Some residents have rallied together after they learned that plans are in the pipeline to build 15 affordable homes as an exception site on a field off Crooked Lane.
And developer Seaward Properties has written to some residents about its intention to build homes on a site at Church Lane. David Williams, of Crooked Lane, gave a presentation to residents at a Birdham Parish Council meeting and got a good response from residents who signed up to form a residents’ association.
“The main issues people have generally been concerned about are the infrastructure problems: everyone trying to get off the peninsula at 8.30am, the drainage of sewage and our local school, which is already full,” he said. “It doesn’t matter where you put the houses, there would be a problem.”
He also said access is a major concern to the Crooked Lane site as it is very narrow and opposite Birdham Primary School’s entrance.
Birdham councillor Roger Tilbury, who leads on planning issues for the parish council parish council, said there is a general ‘nervousness’ about what the parish council may be asked to do in the future, as the district council decides on how houses will be built in the area until 2028.
He said: “We can’t see how a large number of extra houses could be accommodated (on the peninsula), with the road structures and shortfall of ability to handle sewage.”
Mr Tilbury confirmed a letter has been sent to some residents in the village about Seaward’s plans to develop on a site at Church Lane. Currently, there are 41 households on the council’s housing register that have a local connection to the parish of Birdham.
Chichester District Council has stated it does not own any land in Birdham. The council said rural areas like Birdham are some of the most unaffordable areas to live in the UK. The Chichester Rural Housing Partnership has been working with Birdham Parish Council and the local community since 2008 to identify a site which could be developed for affordable housing; this has been in response to a very high local housing need.

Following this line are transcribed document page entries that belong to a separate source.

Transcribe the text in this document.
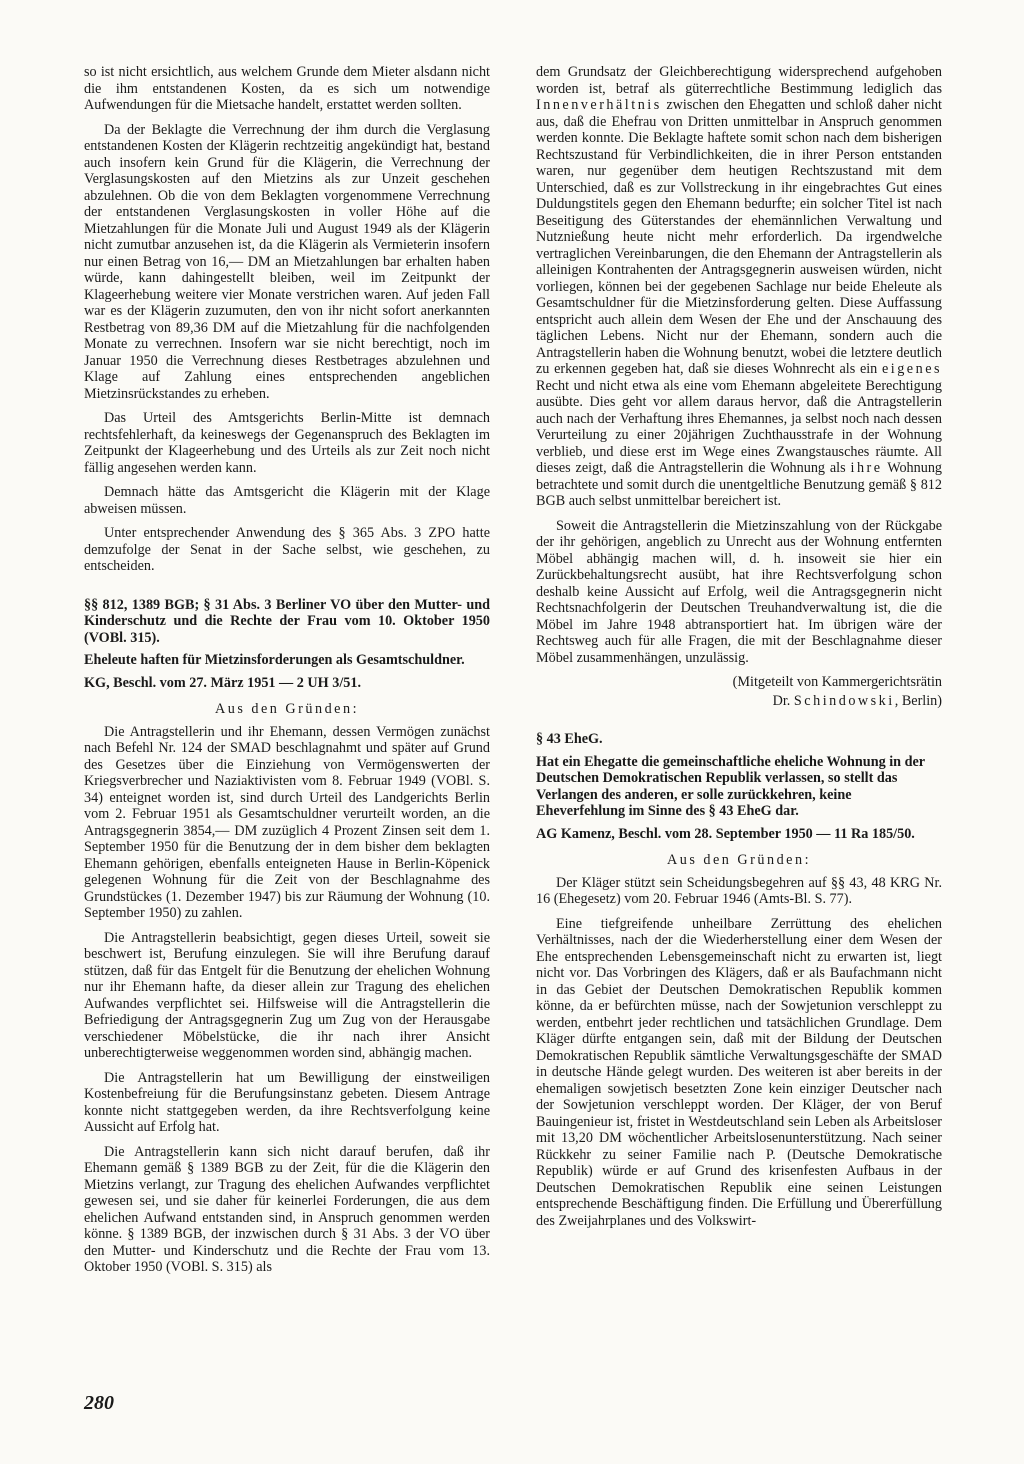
so ist nicht ersichtlich, aus welchem Grunde dem Mieter alsdann nicht die ihm entstandenen Kosten, da es sich um notwendige Aufwendungen für die Mietsache handelt, erstattet werden sollten.

Da der Beklagte die Verrechnung der ihm durch die Verglasung entstandenen Kosten der Klägerin rechtzeitig angekündigt hat, bestand auch insofern kein Grund für die Klägerin, die Verrechnung der Verglasungskosten auf den Mietzins als zur Unzeit geschehen abzulehnen. Ob die von dem Beklagten vorgenommene Verrechnung der entstandenen Verglasungskosten in voller Höhe auf die Mietzahlungen für die Monate Juli und August 1949 als der Klägerin nicht zumutbar anzusehen ist, da die Klägerin als Vermieterin insofern nur einen Betrag von 16,— DM an Mietzahlungen bar erhalten haben würde, kann dahingestellt bleiben, weil im Zeitpunkt der Klageerhebung weitere vier Monate verstrichen waren. Auf jeden Fall war es der Klägerin zuzumuten, den von ihr nicht sofort anerkannten Restbetrag von 89,36 DM auf die Mietzahlung für die nachfolgenden Monate zu verrechnen. Insofern war sie nicht berechtigt, noch im Januar 1950 die Verrechnung dieses Restbetrages abzulehnen und Klage auf Zahlung eines entsprechenden angeblichen Mietzinsrückstandes zu erheben.

Das Urteil des Amtsgerichts Berlin-Mitte ist demnach rechtsfehlerhaft, da keineswegs der Gegenanspruch des Beklagten im Zeitpunkt der Klageerhebung und des Urteils als zur Zeit noch nicht fällig angesehen werden kann.

Demnach hätte das Amtsgericht die Klägerin mit der Klage abweisen müssen.

Unter entsprechender Anwendung des § 365 Abs. 3 ZPO hatte demzufolge der Senat in der Sache selbst, wie geschehen, zu entscheiden.

§§ 812, 1389 BGB; § 31 Abs. 3 Berliner VO über den Mutter- und Kinderschutz und die Rechte der Frau vom 10. Oktober 1950 (VOBl. 315).
Eheleute haften für Mietzinsforderungen als Gesamtschuldner.
KG, Beschl. vom 27. März 1951 — 2 UH 3/51.
Aus den Gründen:

Die Antragstellerin und ihr Ehemann, dessen Vermögen zunächst nach Befehl Nr. 124 der SMAD beschlagnahmt und später auf Grund des Gesetzes über die Einziehung von Vermögenswerten der Kriegsverbrecher und Naziaktivisten vom 8. Februar 1949 (VOBl. S. 34) enteignet worden ist, sind durch Urteil des Landgerichts Berlin vom 2. Februar 1951 als Gesamtschuldner verurteilt worden, an die Antragsgegnerin 3854,— DM zuzüglich 4 Prozent Zinsen seit dem 1. September 1950 für die Benutzung der in dem bisher dem beklagten Ehemann gehörigen, ebenfalls enteigneten Hause in Berlin-Köpenick gelegenen Wohnung für die Zeit von der Beschlagnahme des Grundstückes (1. Dezember 1947) bis zur Räumung der Wohnung (10. September 1950) zu zahlen.

Die Antragstellerin beabsichtigt, gegen dieses Urteil, soweit sie beschwert ist, Berufung einzulegen. Sie will ihre Berufung darauf stützen, daß für das Entgelt für die Benutzung der ehelichen Wohnung nur ihr Ehemann hafte, da dieser allein zur Tragung des ehelichen Aufwandes verpflichtet sei. Hilfsweise will die Antragstellerin die Befriedigung der Antragsgegnerin Zug um Zug von der Herausgabe verschiedener Möbelstücke, die ihr nach ihrer Ansicht unberechtigterweise weggenommen worden sind, abhängig machen.

Die Antragstellerin hat um Bewilligung der einstweiligen Kostenbefreiung für die Berufungsinstanz gebeten. Diesem Antrage konnte nicht stattgegeben werden, da ihre Rechtsverfolgung keine Aussicht auf Erfolg hat.

Die Antragstellerin kann sich nicht darauf berufen, daß ihr Ehemann gemäß § 1389 BGB zu der Zeit, für die die Klägerin den Mietzins verlangt, zur Tragung des ehelichen Aufwandes verpflichtet gewesen sei, und sie daher für keinerlei Forderungen, die aus dem ehelichen Aufwand entstanden sind, in Anspruch genommen werden könne. § 1389 BGB, der inzwischen durch § 31 Abs. 3 der VO über den Mutter- und Kinderschutz und die Rechte der Frau vom 13. Oktober 1950 (VOBl. S. 315) als

dem Grundsatz der Gleichberechtigung widersprechend aufgehoben worden ist, betraf als güterrechtliche Bestimmung lediglich das Innenverhältnis zwischen den Ehegatten und schloß daher nicht aus, daß die Ehefrau von Dritten unmittelbar in Anspruch genommen werden konnte. Die Beklagte haftete somit schon nach dem bisherigen Rechtszustand für Verbindlichkeiten, die in ihrer Person entstanden waren, nur gegenüber dem heutigen Rechtszustand mit dem Unterschied, daß es zur Vollstreckung in ihr eingebrachtes Gut eines Duldungstitels gegen den Ehemann bedurfte; ein solcher Titel ist nach Beseitigung des Güterstandes der ehemännlichen Verwaltung und Nutznießung heute nicht mehr erforderlich. Da irgendwelche vertraglichen Vereinbarungen, die den Ehemann der Antragstellerin als alleinigen Kontrahenten der Antragsgegnerin ausweisen würden, nicht vorliegen, können bei der gegebenen Sachlage nur beide Eheleute als Gesamtschuldner für die Mietzinsforderung gelten. Diese Auffassung entspricht auch allein dem Wesen der Ehe und der Anschauung des täglichen Lebens. Nicht nur der Ehemann, sondern auch die Antragstellerin haben die Wohnung benutzt, wobei die letztere deutlich zu erkennen gegeben hat, daß sie dieses Wohnrecht als ein eigenes Recht und nicht etwa als eine vom Ehemann abgeleitete Berechtigung ausübte. Dies geht vor allem daraus hervor, daß die Antragstellerin auch nach der Verhaftung ihres Ehemannes, ja selbst noch nach dessen Verurteilung zu einer 20jährigen Zuchthausstrafe in der Wohnung verblieb, und diese erst im Wege eines Zwangstausches räumte. All dieses zeigt, daß die Antragstellerin die Wohnung als ihre Wohnung betrachtete und somit durch die unentgeltliche Benutzung gemäß § 812 BGB auch selbst unmittelbar bereichert ist.

Soweit die Antragstellerin die Mietzinszahlung von der Rückgabe der ihr gehörigen, angeblich zu Unrecht aus der Wohnung entfernten Möbel abhängig machen will, d. h. insoweit sie hier ein Zurückbehaltungsrecht ausübt, hat ihre Rechtsverfolgung schon deshalb keine Aussicht auf Erfolg, weil die Antragsgegnerin nicht Rechtsnachfolgerin der Deutschen Treuhandverwaltung ist, die die Möbel im Jahre 1948 abtransportiert hat. Im übrigen wäre der Rechtsweg auch für alle Fragen, die mit der Beschlagnahme dieser Möbel zusammenhängen, unzulässig.

(Mitgeteilt von Kammergerichtsrätin
Dr. Schindowski, Berlin)
§ 43 EheG.
Hat ein Ehegatte die gemeinschaftliche eheliche Wohnung in der Deutschen Demokratischen Republik verlassen, so stellt das Verlangen des anderen, er solle zurückkehren, keine Eheverfehlung im Sinne des § 43 EheG dar.
AG Kamenz, Beschl. vom 28. September 1950 — 11 Ra 185/50.
Aus den Gründen:

Der Kläger stützt sein Scheidungsbegehren auf §§ 43, 48 KRG Nr. 16 (Ehegesetz) vom 20. Februar 1946 (Amts-Bl. S. 77).

Eine tiefgreifende unheilbare Zerrüttung des ehelichen Verhältnisses, nach der die Wiederherstellung einer dem Wesen der Ehe entsprechenden Lebensgemeinschaft nicht zu erwarten ist, liegt nicht vor. Das Vorbringen des Klägers, daß er als Baufachmann nicht in das Gebiet der Deutschen Demokratischen Republik kommen könne, da er befürchten müsse, nach der Sowjetunion verschleppt zu werden, entbehrt jeder rechtlichen und tatsächlichen Grundlage. Dem Kläger dürfte entgangen sein, daß mit der Bildung der Deutschen Demokratischen Republik sämtliche Verwaltungsgeschäfte der SMAD in deutsche Hände gelegt wurden. Des weiteren ist aber bereits in der ehemaligen sowjetisch besetzten Zone kein einziger Deutscher nach der Sowjetunion verschleppt worden. Der Kläger, der von Beruf Bauingenieur ist, fristet in Westdeutschland sein Leben als Arbeitsloser mit 13,20 DM wöchentlicher Arbeitslosenunterstützung. Nach seiner Rückkehr zu seiner Familie nach P. (Deutsche Demokratische Republik) würde er auf Grund des krisenfesten Aufbaus in der Deutschen Demokratischen Republik eine seinen Leistungen entsprechende Beschäftigung finden. Die Erfüllung und Übererfüllung des Zweijahrplanes und des Volkswirt-

280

A council spokesman said: “The site under consideration at Crooked Lane is an exception site, and would not normally be available for open market housing. However, policy H9 of the Council’s Local Plan allows for the development of affordable housing outside of a village’s Settlement Policy Area, as long as they are for local households and remain as affordable housing in perpetuity.”
The council has stated that it would not be involved in the development of housing. The site is still privately owned and should the site be taken forward, HydeMartlet, the council’s rural Registered Provider partner, will purchase the site directly and will submit a planning application in due course.
“This will be subject to the same rigorous and stringent testing that any development of this nature would be, by the Local Planning Authority.”
The Chichester Rural Housing Partnership is due to hold a public exhibition for local residents on Friday, January 20, at Birdham Village Hall, 2.30-6.30pm. Seaward Properties were unavailable to comment.